Он наблюдал как, схватившись по двое по трое, рабы выдергивают из палубы свои кандалы и уже вооруженные, вступают в схватку. Видел, как сплоченно они сражаются, оттесняя противника от нижней палубы, что бы дать возможность освободиться другим. И вот, уже беспомощные, перед лавиной ненависти турки в панике разбегаются по кораблю. Другие, по двое, по трое наскакивают на озверевших рабов. Они сражались, а он продолжал их подхлестывать незамысловатой мелодией. Через короткое время бой был окончен. Освобожденные рабы пошли искать спрятавшиеся остатки солдат, другие очищали палубу от тел, а остальные с удвоенными усилиями принялись уводить дромон от шторма. он опустил палочки на барабан и тишина непривычно опустилась на судно. тишина была умиротворяющей, дарящей покой, но в тоже время какой-то неуместной что ли.

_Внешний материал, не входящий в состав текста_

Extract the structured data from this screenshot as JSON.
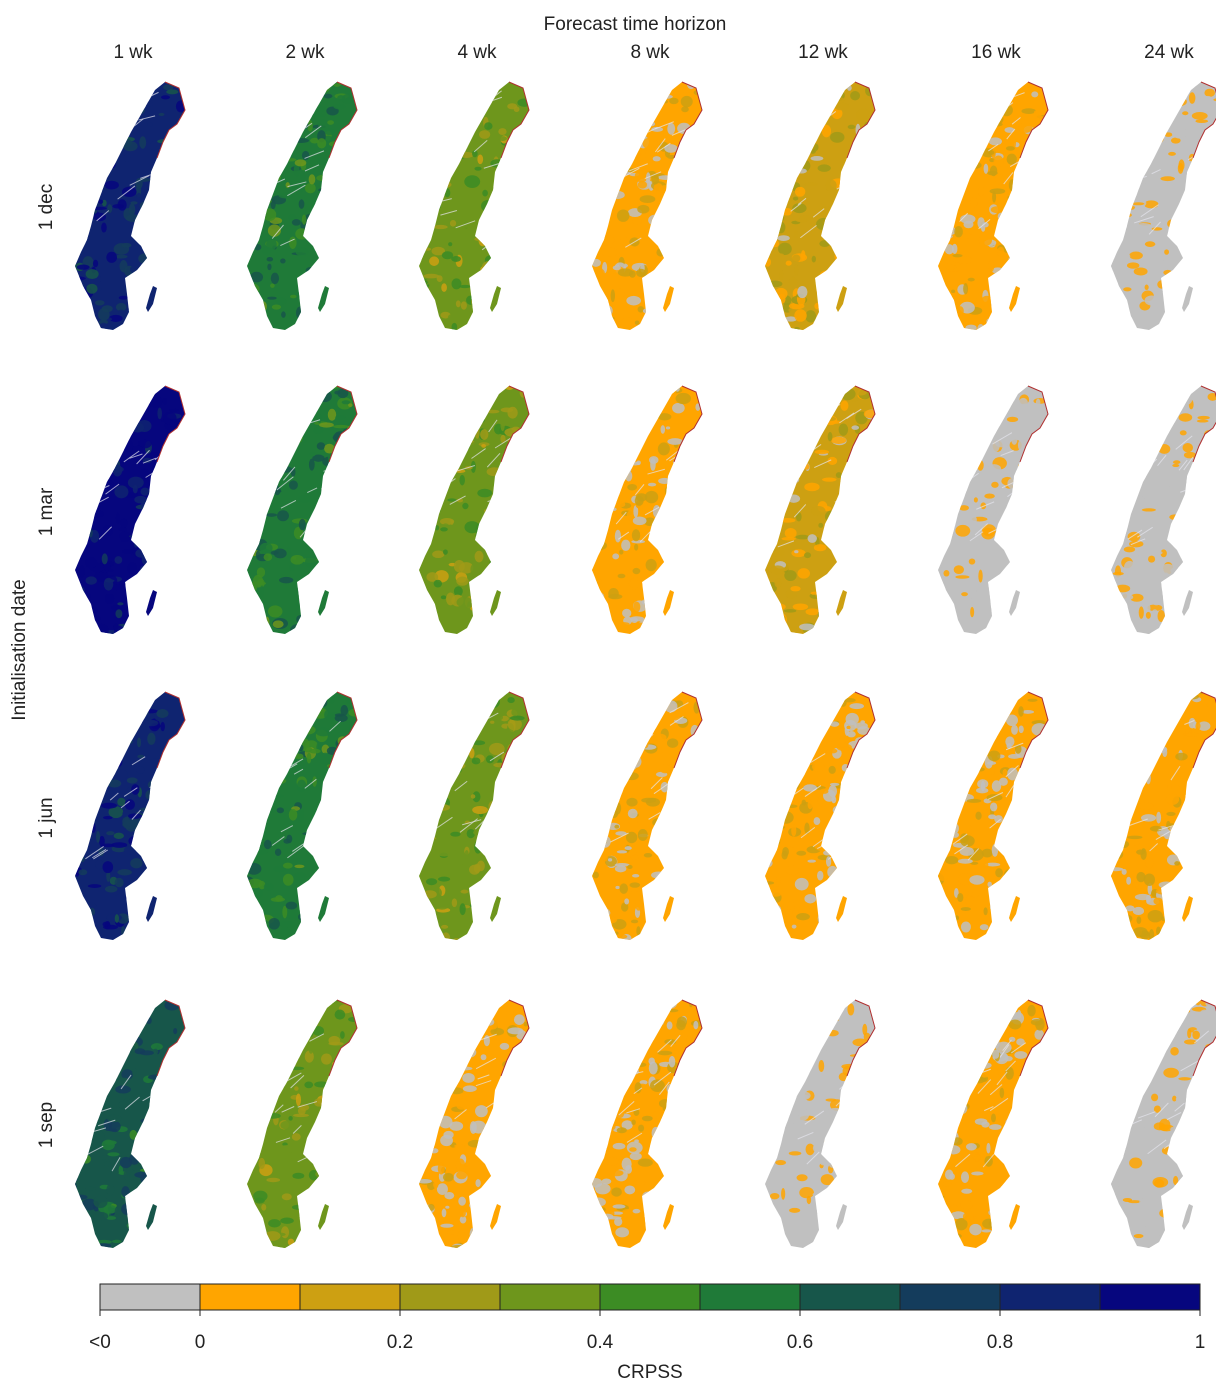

И на нижней палубе кто-то запел. Сначала тихо, а потом песня становилась все громче и громче, и казалось, что все быстрей и быстрей уходит от шторма галера, подгоняемая людскими голосами.
Пубертатный период – время бунта, как бы это протекало в его жизни, если бы он был обычным подростком, он не знал, но здесь в стенах психушки его бунт выглядел тихо.
Он был способен не на многое. Иногда он заводил песню и наблюдал, как медленно сонные слушатели оживляются, и вот уже кто-то присоединяется к нему, и со слабым блеском в глазах подхватывает знакомую мелодию.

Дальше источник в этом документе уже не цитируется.